Michael Moritz can pick ’em, but he isn’t afraid to share a few tips. During a recent interview with the UK’s Observer, the native Welshman and top venture capital dealmaker said he’s learned to avoid doing deals with “anyone wearing Armani T-shirts, loafers with no socks, or who uses words like ‘synergy,’ ‘no-brainer,’ or ‘slam-dunk.’” Moritz co-runs Sequoia Capital, the Silicon Valley VC firm whose investments include Google, Yahoo!, and PayPal (founded by fellow alumnus Elon Musk, W’97, opposite page), as well as technology luminaries Apple, Cisco, and eBay. Recently, Sequoia made an estimated $480 million in profit in less than a year by backing YouTube, the video-sharing business founded by two PayPal coworkers and acquired by Google, and sold Atom Entertainment in 2006 to Viacom for $200 million.

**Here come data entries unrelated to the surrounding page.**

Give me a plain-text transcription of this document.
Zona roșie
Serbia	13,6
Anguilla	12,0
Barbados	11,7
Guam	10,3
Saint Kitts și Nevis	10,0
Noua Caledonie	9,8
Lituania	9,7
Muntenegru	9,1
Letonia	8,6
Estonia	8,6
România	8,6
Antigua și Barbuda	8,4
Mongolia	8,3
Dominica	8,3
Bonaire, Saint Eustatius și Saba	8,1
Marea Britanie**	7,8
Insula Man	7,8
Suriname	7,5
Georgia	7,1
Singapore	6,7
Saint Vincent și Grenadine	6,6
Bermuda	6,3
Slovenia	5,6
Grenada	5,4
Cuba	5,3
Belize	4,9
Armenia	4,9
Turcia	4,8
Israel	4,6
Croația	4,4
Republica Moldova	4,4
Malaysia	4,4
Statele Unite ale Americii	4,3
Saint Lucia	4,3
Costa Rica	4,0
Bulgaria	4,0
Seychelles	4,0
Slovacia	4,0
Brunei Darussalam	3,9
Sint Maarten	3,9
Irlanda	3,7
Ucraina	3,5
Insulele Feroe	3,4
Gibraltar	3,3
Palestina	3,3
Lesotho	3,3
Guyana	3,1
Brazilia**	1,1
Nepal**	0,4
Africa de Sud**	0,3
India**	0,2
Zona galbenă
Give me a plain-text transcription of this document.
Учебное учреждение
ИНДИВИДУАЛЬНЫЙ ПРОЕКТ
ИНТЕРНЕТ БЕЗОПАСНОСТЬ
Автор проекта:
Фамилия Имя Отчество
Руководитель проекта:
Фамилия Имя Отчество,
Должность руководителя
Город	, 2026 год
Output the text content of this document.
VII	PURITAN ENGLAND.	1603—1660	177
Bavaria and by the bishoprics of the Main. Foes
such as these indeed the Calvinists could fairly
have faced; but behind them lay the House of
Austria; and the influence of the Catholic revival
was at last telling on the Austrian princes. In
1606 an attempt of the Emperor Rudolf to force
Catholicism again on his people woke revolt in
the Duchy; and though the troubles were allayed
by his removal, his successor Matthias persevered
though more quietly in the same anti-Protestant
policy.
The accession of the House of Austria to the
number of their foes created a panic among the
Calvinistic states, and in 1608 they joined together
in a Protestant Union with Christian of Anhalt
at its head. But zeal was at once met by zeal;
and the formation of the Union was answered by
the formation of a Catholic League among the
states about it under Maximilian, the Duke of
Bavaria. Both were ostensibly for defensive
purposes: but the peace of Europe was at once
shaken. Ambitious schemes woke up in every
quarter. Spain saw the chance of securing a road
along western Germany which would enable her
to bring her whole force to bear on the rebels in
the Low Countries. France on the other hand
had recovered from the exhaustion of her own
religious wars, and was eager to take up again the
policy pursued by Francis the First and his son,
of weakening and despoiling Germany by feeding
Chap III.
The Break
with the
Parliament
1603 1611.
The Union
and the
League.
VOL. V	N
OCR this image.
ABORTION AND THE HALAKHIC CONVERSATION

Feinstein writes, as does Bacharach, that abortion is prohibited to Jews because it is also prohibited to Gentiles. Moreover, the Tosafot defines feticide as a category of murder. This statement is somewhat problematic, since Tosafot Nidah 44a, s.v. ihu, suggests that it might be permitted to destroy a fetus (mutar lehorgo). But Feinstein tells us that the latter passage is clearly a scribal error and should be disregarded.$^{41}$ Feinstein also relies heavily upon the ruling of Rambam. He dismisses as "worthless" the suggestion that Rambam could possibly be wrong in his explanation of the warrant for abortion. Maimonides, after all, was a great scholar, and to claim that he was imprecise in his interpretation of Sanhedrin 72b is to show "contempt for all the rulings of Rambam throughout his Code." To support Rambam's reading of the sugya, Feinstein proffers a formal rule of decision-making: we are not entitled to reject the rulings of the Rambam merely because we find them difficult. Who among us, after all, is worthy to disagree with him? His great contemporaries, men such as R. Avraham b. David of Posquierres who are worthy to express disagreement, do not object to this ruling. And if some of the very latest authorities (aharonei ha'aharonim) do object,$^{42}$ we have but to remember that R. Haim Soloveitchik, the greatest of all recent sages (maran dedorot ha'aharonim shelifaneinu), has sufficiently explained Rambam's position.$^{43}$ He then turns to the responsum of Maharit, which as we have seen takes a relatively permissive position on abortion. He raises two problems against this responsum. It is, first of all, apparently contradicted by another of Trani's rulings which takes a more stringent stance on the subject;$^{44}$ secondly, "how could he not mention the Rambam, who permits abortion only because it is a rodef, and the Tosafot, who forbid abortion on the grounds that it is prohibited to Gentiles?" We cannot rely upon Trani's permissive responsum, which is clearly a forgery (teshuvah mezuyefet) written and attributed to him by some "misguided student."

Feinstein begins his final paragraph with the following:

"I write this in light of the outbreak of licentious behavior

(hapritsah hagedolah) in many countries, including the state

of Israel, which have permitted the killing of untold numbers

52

It’s not surprising, then, that Moritz tops the list of technology deal-makers produced by Forbes magazine in 2006 and 2007. Moritz joined Sequoia in 1986, after working as a reporter for Time, writing the 1984 book The Little Kingdom: the Private Story of Apple Computer, and co-founding Technologic Partners, a technology newsletter and conference company. When it comes to investing in Internet start-ups, Moritz has a preference for youth over maturity and looks for people with their own ideas for doing something better. Despite the bursting of the so-called tech bubble, Sequoia raised $455 million for Web 2.0 companies in the first three quarters of2006, according to The Observer. And with IPOs for companies like Zappos.com on the way, his outlook for the future looks good.

“There is a common thread running through Sequoia’s successful investments (Yahoo, Google, Apple) and a similar one running through the misses (Webvan, eToys),” Mortiz told Business Today, “The better investments are made from the place where the brain and the belly meet. The bad investments are those where the belly rules and the boring investments are the ones where the brain dominates.”